Jamaica Observer News Scraper

This project is a web scraper that fetches articles from the Jamaica Observer news website. It uses FastAPI for the web server and Selenium for the web scraping.

Project Structure

.
├── .dockerignore
├── .DS_Store
├── .envexample
├── .gitignore
├── api
│   └── app
│       ├── __pycache__
│       ├── db_utils.py
│       ├── main.py
│       └── robots.txt
├── database
│   ├── __init__.py
│   ├── __pycache__
│   └── database.py
├── docker-compose.yml
├── Dockerfile
├── main.py
├── requirements.txt
├── start.sh
└── storage

Setup

  1. Clone the repository.
  2. Install the dependencies by running pip install -r requirements.txt.
  3. Set up your environment variables in a .env file. You'll need to set CHROMEDRIVER_PATH, BASE_URL_NEWS, and BASE_URL.
  4. Build the Docker image by running docker build -t jamaica-observer-scraper ..
  5. Run the Docker container by running docker run -p 1876:1876 jamaica-observer-scraper.

Usage

The scraper is started by running main.py.

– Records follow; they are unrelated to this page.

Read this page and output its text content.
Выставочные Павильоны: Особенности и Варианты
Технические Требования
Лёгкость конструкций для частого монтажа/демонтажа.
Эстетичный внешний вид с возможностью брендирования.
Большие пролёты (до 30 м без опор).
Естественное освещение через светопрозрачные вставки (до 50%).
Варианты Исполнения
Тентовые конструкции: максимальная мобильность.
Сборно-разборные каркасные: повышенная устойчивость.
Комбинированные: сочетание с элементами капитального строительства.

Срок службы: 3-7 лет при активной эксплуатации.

By default, it only displays articles that have a date, body, and image. To display all articles, set the show_all parameter to True when calling scrape_jamaica_observer().

Warning

Web scraping should be done responsibly. As of the time of writing, the Jamaica Observer's robots.txt file does not disallow scraping. However, always check the website's robots.txt file and terms of service to ensure that you're allowed to scrape it. Be respectful of the website's resources and don't overload their servers with too many requests at once. This scraper is intended for educational purposes and should not be used to violate any laws or terms of service.